Блейк изобразил полный священного ужаса взгляд. Который, впрочем, новая Сильвия не заметила, — так она была увлечена собственным рассказом. Уильям еще думал о Стоун, когда эта Сильвия, не на шутку вцепившаяся в его руку, уже рассказывала ему о гостях. Ее бурная речь оборвалась с окончанием музыкального трека и с началом нового: радостно взвизгнув, она объявила журналисту, что теперь он просто обязан с ней потанцевать! От этих слов на лице андроида изобразилась такая скука, что он начал спешно искать выход из грозившей ему ситуации. Что может быть лучше? Чем отвлечь ее, эту Сильвию?

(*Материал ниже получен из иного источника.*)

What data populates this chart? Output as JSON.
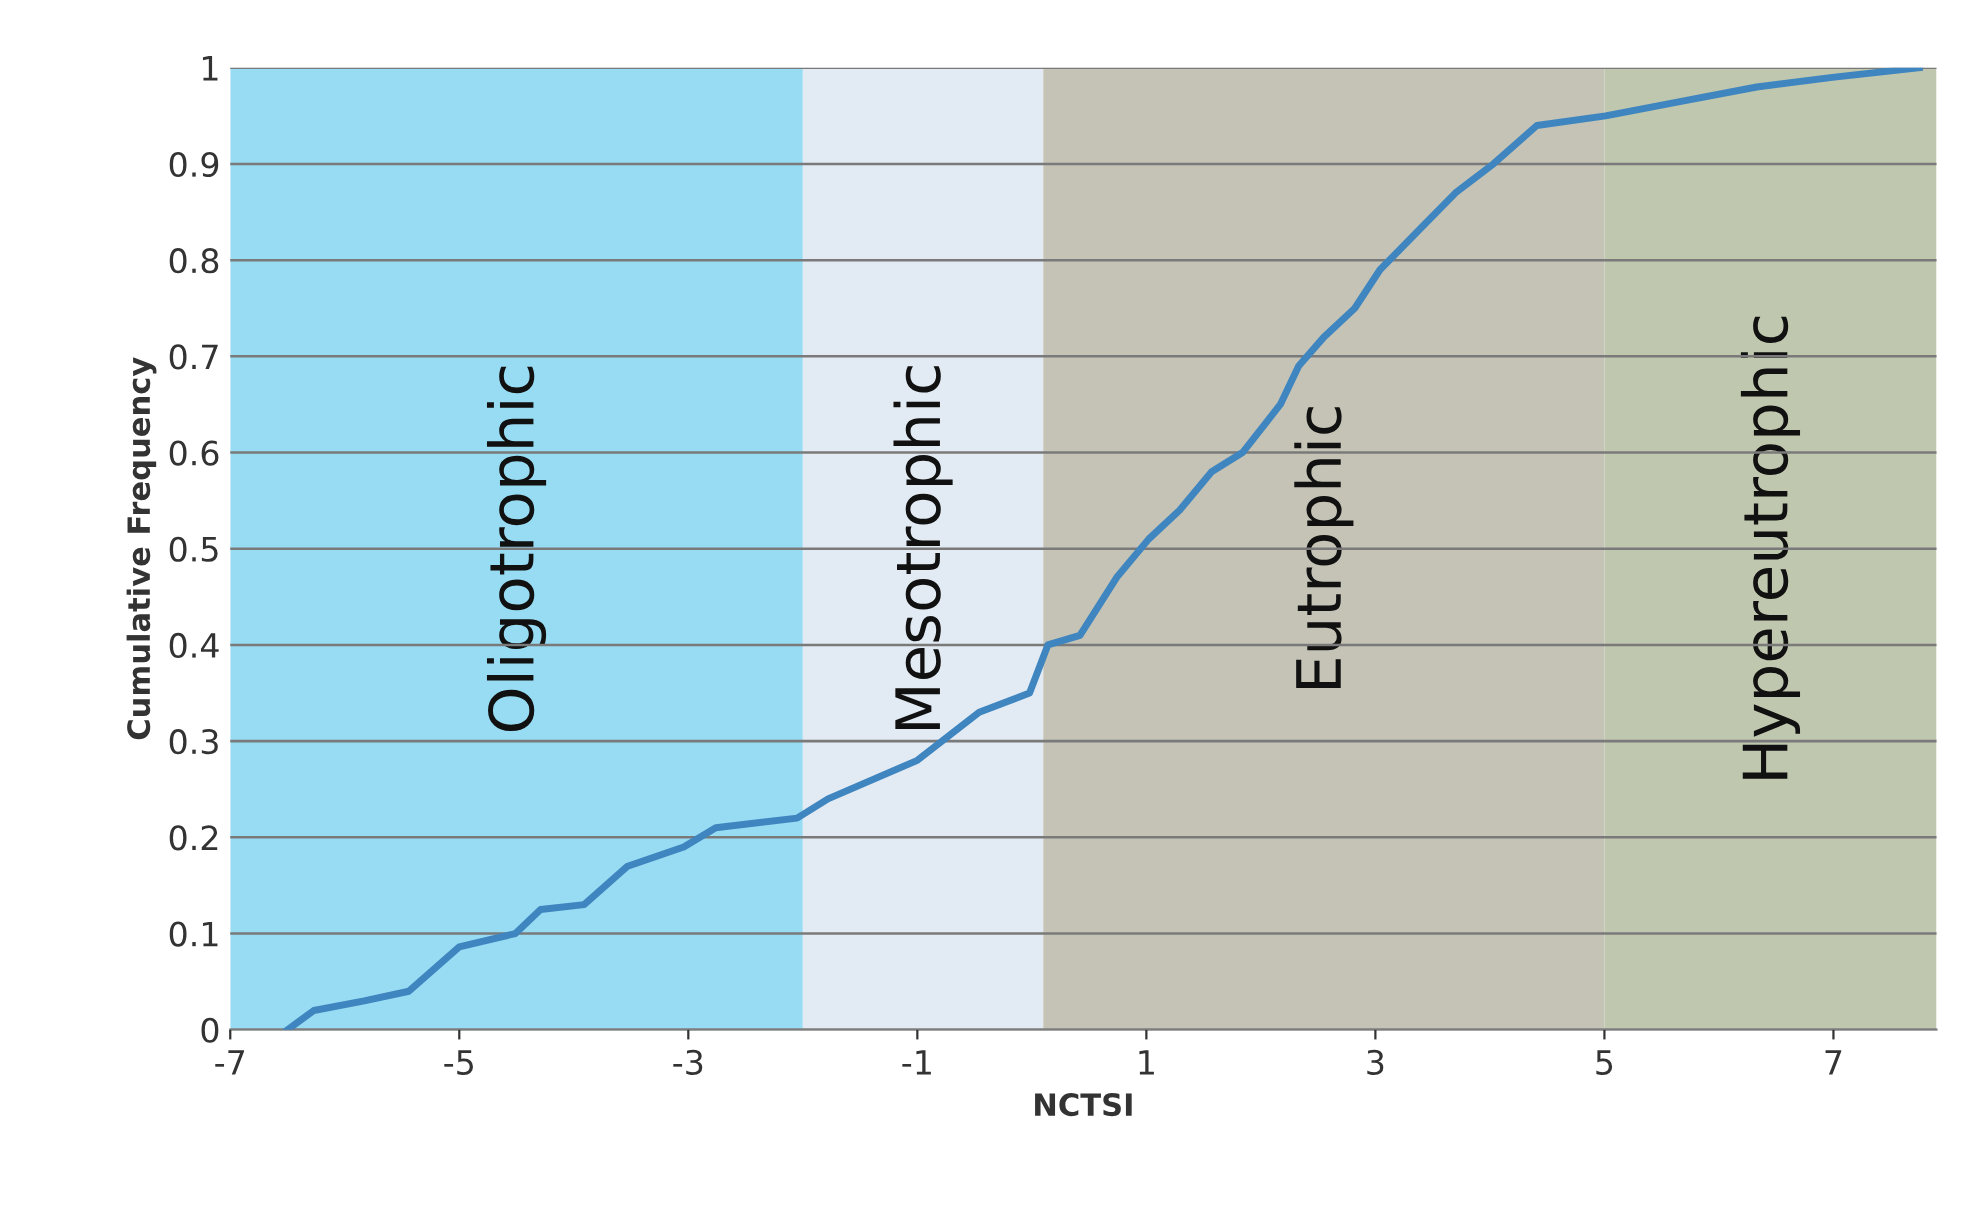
{
  "chart_data": {
    "type": "line",
    "xlabel": "NCTSI",
    "ylabel": "Cumulative Frequency",
    "series": [
      {
        "color": "#3f85bf",
        "x": [
          -6.5,
          -6.27,
          -5.83,
          -5.44,
          -5.0,
          -4.51,
          -4.29,
          -3.91,
          -3.53,
          -3.04,
          -2.76,
          -2.05,
          -1.78,
          -1.0,
          -0.46,
          -0.02,
          0.14,
          0.42,
          0.74,
          1.02,
          1.29,
          1.57,
          1.84,
          2.17,
          2.33,
          2.55,
          2.82,
          3.04,
          3.37,
          3.7,
          4.03,
          4.41,
          5.01,
          5.67,
          6.33,
          6.99,
          7.75
        ],
        "values": [
          0,
          0.02,
          0.03,
          0.04,
          0.086,
          0.1,
          0.125,
          0.13,
          0.17,
          0.19,
          0.21,
          0.22,
          0.24,
          0.28,
          0.33,
          0.35,
          0.4,
          0.41,
          0.47,
          0.51,
          0.54,
          0.58,
          0.6,
          0.65,
          0.69,
          0.72,
          0.75,
          0.79,
          0.83,
          0.87,
          0.9,
          0.94,
          0.95,
          0.965,
          0.98,
          0.99,
          1.0
        ]
      }
    ],
    "bands": [
      {
        "axis": "x",
        "from": -7,
        "to": -2,
        "label": "Oligotrophic",
        "color": "#97dcf2"
      },
      {
        "axis": "x",
        "from": -2,
        "to": 0.1,
        "label": "Mesotrophic",
        "color": "#e2ebf3"
      },
      {
        "axis": "x",
        "from": 0.1,
        "to": 5,
        "label": "Eutrophic",
        "color": "#c4c3b6"
      },
      {
        "axis": "x",
        "from": 5,
        "to": 7.9,
        "label": "Hypereutrophic",
        "color": "#bfc7ae"
      }
    ],
    "xlim": [
      -7,
      7.9
    ],
    "xticks": [
      -7,
      -5,
      -3,
      -1,
      1,
      3,
      5,
      7
    ],
    "ylim": [
      0,
      1
    ],
    "yticks": [
      0,
      0.1,
      0.2,
      0.3,
      0.4,
      0.5,
      0.6,
      0.7,
      0.8,
      0.9,
      1
    ],
    "grid": "y",
    "marker": "none",
    "line_style": "solid"
  }
}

— Извини, не могу! Мне нужно еще сделать снимки! Ты не против? — уточнил он.
Как же она, модель, могла быть против? Мгновенно, — словно и в ней, как в фотоаппарате, что был в руках Блейка, открылся затвор, — новая Сильвия изобразила перед новичком-журналистом чуть ли не с десяток профессиональных, модельных поз. Если бы не задание редакции и Моники, Уильям, взглянув на эти выученные позы и отрепетированные взгляды, наверняка рассмеялся бы. Но ему сейчас это было нельзя. И он, в сопровождении возмущенных и торопливых сообщений ОС, начал, наконец-то, исполнять свой репортерский долг. Фото, фото и фото! Сначала несколько — с одной Сильвией, а позже, когда от фотовспышек они стали заметны окружающим, — со слетевшимися на их свет другими моделями.
...Прошла только четверть часа, а у Блейка, если верить редакционному заданию, уже было на руках все, необходимое для великолепной статьи: общие сведения о клубе, интервью с моделями, записанные на диктофон, и нескончаемый поток снимков. О том, что позировать для неизвестного фотографа, чье лицо в полутемном клубе дополнительно и удачно было затемнено скругленным по краям козырьком кепки, девушки согласились не только в обмен на новые фотографии, но и на внимание со стороны самого репортера, Блейк не хотел. Наговорив какой-то ерунды и сторонясь пошлых, двусмысленных разговоров, он к концу заявленной четверти часа наулыбался так, что губы, без всякого преувеличения, сводило судорогой. Модели ждали его, звали и хотели. А он, отговорившись огромной занятостью и острейшей необходимостью срочно проявить их великолепные снимки, ретировался из клуба.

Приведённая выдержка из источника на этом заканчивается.